映画の“嘘”について考える。Vol.1/廣瀬純

『嘘をつく男』(アラン・ロブ=グリエ監督)

2026年4月3日

illustration: Shigokun
text: Jun Hirose
edit: Keisuke Kagiwada

 毎月ひとつのテーマを掲げ、4人の執筆者にそれにまつわる映画エッセイを寄稿してもらう「映画の〇〇について考える。」。4月のテーマはエイプリル・フールにちなんで”嘘”。1週目は映画ポッドキャスト『PARAKEET CINEMA CLASS』でもお馴染みの廣瀬純さんが、アラン・ロブ=グリエ監督の『嘘をつく男』を取り上げてくれた。

『嘘をつく男』/廣瀬純

 1960年代半ば、フランス人映画監督アラン・ロブ=グリエは、チェコスロバキア人作家で映画制作にも携わっていたアルバート・マレンチンの提案を受けて、スロバキア北部の高タトラ山脈にロケハンに行く。同地に戦没者記念碑が数多くあることに気づいたロブ=グリエはマレンチンから次のように説明される。「これらの記念碑が建立されたのは、戦時中に起きたことについて真実を伝えるためではありません。社会主義新国家を創設するためです。刻銘されているのは裏切り者たちの名前で、彼らが占領期に何をしたのかは誰もが知っています」。フランス第四共和政の成立に、全フランスが対独レジスタンスだったという作り話が必要とされたのと同じように、戦後のチェコスロバキア共和国再建には、ナチス・ドイツによる分割・属領化に対してチェコスロバキア全体が一丸となって闘ったという作り話が必要だった。記念碑はその一部品だということだ。

 マレンチンの説明からロブ=グリエは、「英雄」だとされている人物が実は「裏切り者」だったというボルヘスの「裏切り者と英雄のテーマ」(44)を翻案することを思い立ち、スロバキアで『嘘をつく男』(68)を撮った。興味深いのは、ボルヘスの同じ短編小説を着想源としてやはり第二次世界大戦後の国家再建を問題にした作品がほぼ同時期にイタリアでも作られたという事実だ。戦後のイタリア共和国成立は、ファシスト・イタリアが負けたのではなくパルチザン・イタリアが勝ったという作り話に立脚している。多くの若者が新左翼運動に身を投じた60年代末のイタリアでベルナルド・ベルトルッチが撮った『暗殺のオペラ』(70)は、イタリア共産党の権威を保障するものにもなっていた「全イタリア=パルチザン」神話を嘘偽りだと告発する作品だった。ヴィットーリオ・ストラーロの流麗なカメラワークに「裏切り者」の「英雄」化を再現させたベルトルッチ作品はまた、『無防備都市』(45)や『戦火のかなた』(46)によってパルチザン神話形成の一翼を担ったという点でロベルト・ロッセッリーニと彼のネオレアリズモを批判し、イタリア映画史における時代転換を図る試みでもあった。

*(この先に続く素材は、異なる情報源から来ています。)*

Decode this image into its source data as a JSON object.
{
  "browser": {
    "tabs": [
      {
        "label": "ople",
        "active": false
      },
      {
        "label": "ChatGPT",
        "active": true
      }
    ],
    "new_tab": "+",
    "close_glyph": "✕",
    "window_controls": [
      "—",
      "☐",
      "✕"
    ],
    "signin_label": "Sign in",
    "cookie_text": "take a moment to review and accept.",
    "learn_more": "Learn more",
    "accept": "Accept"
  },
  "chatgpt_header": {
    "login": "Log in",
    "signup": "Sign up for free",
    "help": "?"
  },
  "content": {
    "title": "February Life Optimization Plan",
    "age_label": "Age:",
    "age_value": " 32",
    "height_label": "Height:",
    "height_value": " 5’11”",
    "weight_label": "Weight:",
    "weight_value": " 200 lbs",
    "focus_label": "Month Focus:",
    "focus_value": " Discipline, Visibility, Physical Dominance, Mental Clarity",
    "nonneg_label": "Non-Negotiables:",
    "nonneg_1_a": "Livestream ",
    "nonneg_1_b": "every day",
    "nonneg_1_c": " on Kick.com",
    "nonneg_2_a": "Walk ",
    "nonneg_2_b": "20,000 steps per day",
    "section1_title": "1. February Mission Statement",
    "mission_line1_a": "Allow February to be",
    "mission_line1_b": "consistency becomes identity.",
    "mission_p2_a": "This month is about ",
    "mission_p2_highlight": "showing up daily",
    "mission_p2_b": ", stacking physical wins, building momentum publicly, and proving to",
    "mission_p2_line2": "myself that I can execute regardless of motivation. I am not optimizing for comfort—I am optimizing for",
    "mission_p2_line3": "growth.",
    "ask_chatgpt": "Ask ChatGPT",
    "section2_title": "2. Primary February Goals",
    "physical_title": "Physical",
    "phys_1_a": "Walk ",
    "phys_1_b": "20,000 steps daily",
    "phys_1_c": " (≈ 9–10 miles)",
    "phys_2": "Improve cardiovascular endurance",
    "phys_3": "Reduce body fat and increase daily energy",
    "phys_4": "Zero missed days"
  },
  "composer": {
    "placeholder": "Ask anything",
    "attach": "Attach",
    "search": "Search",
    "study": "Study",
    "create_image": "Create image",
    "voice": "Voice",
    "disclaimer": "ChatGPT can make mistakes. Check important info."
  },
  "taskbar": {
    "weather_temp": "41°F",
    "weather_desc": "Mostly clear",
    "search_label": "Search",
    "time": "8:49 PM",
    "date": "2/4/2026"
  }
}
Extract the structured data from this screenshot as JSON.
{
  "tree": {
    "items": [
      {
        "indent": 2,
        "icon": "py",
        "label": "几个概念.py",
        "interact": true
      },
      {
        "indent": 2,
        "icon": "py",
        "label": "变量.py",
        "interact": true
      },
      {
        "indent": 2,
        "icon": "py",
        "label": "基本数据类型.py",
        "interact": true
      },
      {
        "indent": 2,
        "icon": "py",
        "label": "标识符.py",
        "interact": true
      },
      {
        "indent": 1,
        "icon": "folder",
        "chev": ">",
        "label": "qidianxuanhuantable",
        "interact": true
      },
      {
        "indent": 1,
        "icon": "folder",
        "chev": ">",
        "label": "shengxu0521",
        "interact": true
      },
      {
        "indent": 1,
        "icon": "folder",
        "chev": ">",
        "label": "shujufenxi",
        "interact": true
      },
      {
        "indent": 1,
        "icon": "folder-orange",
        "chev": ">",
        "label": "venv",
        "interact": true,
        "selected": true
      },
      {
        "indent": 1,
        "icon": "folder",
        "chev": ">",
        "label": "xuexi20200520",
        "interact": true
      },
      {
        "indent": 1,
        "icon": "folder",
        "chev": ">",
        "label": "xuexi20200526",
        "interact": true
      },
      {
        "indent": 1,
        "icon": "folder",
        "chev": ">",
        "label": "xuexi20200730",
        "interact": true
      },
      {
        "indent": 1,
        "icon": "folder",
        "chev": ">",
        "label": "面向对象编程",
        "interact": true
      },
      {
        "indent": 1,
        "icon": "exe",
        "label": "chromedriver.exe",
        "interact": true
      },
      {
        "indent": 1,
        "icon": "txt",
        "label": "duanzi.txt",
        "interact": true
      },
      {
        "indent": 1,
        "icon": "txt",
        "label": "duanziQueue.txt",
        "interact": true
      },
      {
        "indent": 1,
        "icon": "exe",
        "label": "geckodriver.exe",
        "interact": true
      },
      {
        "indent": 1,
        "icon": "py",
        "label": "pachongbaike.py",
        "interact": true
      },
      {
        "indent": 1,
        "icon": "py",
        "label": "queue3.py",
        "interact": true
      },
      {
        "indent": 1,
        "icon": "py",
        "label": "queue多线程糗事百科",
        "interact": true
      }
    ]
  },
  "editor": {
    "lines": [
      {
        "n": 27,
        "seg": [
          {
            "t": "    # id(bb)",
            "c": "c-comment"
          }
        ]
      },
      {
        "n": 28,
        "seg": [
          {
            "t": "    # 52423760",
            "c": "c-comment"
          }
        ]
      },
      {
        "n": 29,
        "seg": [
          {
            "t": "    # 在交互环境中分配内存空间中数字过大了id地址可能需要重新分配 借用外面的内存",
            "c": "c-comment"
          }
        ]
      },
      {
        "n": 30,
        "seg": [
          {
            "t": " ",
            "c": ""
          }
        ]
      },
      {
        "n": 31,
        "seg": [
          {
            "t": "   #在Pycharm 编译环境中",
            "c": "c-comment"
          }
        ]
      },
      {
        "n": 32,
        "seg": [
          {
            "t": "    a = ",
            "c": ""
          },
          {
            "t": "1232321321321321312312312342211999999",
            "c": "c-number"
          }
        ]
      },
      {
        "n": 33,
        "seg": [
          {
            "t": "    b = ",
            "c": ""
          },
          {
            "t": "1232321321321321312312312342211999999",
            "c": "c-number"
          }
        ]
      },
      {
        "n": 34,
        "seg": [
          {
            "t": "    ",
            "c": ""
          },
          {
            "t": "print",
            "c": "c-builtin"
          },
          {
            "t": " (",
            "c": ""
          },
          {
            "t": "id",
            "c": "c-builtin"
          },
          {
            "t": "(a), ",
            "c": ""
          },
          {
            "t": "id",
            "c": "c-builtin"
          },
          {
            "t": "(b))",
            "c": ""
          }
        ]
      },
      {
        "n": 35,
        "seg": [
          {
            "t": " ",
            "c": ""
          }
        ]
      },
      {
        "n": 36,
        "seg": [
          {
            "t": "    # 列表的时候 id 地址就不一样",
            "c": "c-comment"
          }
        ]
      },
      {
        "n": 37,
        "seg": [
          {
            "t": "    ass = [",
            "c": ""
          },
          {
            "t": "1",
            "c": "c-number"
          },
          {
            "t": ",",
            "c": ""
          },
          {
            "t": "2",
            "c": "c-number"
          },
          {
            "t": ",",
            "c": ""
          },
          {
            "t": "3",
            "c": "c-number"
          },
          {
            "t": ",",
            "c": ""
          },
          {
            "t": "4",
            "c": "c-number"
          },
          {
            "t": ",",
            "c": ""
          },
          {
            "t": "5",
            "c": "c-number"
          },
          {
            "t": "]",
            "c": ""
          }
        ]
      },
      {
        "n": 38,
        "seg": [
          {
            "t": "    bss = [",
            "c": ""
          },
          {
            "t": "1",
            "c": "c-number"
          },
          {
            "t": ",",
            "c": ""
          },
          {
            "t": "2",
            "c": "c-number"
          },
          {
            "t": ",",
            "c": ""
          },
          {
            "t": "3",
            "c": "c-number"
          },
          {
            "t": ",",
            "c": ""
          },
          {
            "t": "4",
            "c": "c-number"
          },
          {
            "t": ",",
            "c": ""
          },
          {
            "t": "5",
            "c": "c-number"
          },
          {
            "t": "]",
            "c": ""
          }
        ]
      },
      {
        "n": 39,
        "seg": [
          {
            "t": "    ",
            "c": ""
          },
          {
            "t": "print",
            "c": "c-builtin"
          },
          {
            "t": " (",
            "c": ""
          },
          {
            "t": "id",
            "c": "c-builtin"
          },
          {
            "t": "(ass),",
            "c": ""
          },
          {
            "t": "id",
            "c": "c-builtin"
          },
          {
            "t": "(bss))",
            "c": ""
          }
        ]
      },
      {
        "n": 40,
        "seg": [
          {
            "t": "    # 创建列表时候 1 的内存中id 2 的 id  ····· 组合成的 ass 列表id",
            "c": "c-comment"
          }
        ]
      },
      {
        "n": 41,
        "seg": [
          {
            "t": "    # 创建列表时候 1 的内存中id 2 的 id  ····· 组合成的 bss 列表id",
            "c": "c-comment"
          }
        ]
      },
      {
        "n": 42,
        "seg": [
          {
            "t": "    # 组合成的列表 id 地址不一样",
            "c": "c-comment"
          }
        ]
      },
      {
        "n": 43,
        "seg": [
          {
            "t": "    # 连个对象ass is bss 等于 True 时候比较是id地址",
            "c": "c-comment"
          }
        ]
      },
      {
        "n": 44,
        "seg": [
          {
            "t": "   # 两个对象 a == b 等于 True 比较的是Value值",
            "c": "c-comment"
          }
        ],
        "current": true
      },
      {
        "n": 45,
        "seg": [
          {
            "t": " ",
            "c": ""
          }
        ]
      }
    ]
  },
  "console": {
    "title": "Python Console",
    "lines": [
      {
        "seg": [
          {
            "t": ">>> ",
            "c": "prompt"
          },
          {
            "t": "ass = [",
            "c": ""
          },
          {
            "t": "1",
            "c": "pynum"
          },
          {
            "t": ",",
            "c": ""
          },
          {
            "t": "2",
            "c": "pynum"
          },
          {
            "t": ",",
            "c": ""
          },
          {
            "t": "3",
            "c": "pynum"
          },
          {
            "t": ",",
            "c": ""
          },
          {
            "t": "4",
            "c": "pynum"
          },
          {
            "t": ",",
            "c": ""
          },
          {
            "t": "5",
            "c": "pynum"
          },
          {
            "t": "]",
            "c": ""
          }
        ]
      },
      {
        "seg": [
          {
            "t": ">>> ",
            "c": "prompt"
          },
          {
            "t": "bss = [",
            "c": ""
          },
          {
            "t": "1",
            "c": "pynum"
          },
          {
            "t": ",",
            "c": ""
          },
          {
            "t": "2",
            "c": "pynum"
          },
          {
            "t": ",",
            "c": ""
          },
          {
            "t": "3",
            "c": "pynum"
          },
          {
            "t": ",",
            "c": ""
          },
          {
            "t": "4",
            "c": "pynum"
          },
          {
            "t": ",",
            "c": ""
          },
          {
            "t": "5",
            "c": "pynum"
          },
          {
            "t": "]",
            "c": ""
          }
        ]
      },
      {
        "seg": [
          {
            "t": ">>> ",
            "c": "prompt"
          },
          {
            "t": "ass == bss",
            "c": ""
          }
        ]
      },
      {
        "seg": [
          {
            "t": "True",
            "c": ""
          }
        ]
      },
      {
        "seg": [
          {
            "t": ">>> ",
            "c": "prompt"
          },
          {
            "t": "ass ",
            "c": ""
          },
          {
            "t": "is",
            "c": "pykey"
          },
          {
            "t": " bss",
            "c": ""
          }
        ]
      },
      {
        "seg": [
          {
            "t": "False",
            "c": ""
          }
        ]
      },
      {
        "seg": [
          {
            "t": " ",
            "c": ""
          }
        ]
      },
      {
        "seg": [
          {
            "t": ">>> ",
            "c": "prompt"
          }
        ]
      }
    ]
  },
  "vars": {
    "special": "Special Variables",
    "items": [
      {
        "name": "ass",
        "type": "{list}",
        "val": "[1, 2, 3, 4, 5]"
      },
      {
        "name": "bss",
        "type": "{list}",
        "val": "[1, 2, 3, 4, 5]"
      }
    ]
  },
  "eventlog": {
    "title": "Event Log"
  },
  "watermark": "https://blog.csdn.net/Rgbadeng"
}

『嘘をつく男』には、しかし、『暗殺のオペラ』と決定的に異なる点がある。ベルトルッチ作品では、ボルヘスの原作におけるのとの同様に、主人公はあくまでも真実の探求者であって、人々の話は作り話だということを真実として語るが、カフカの『城』からも着想を得たロブ=グリエ作品では、ジャン=ルイ・トランティニャン演じる主人公の語り自体も真偽判断のつかないものとなっている。作り話をする人々についての彼の語りまたは「描写」を変幻自在に際限なく増殖させるのだ。彼を「嘘をつく男」と呼ぶ作品タイトルの真偽すら定かではない。

 嘘は国家権力の礎であり、真はその権力を奪取する手段である。ロブ=グリエは嘘と真と対立の彼方にアナーキーを展望したのである。

プロフィール

廣瀬純

ひろせ・じゅん|龍谷大学教員。専門は哲学、映画批評。著書に『監督のクセから読み解く名作映画解剖図鑑』『シネマの大義』『資本の専制、奴隷の叛逆』『暴力階級とは何か』『絶望論』『シネキャピタル』など。

作品のあらすじ

『嘘をつく男』

アラン・ロブ=グリエ監督

第2次世界大戦末期、ナチス傀儡政権下のスロバキア共和国。小さな村に現れた、レジスタンスの英雄ジャンの同志だという男が、彼の妻や妹を次々に誘惑していく。監督のアラン・ロブ=グリエは、20世紀の文学界に起こったムーブメント「ヌーヴォー・ロマン」を代表する作家でもある。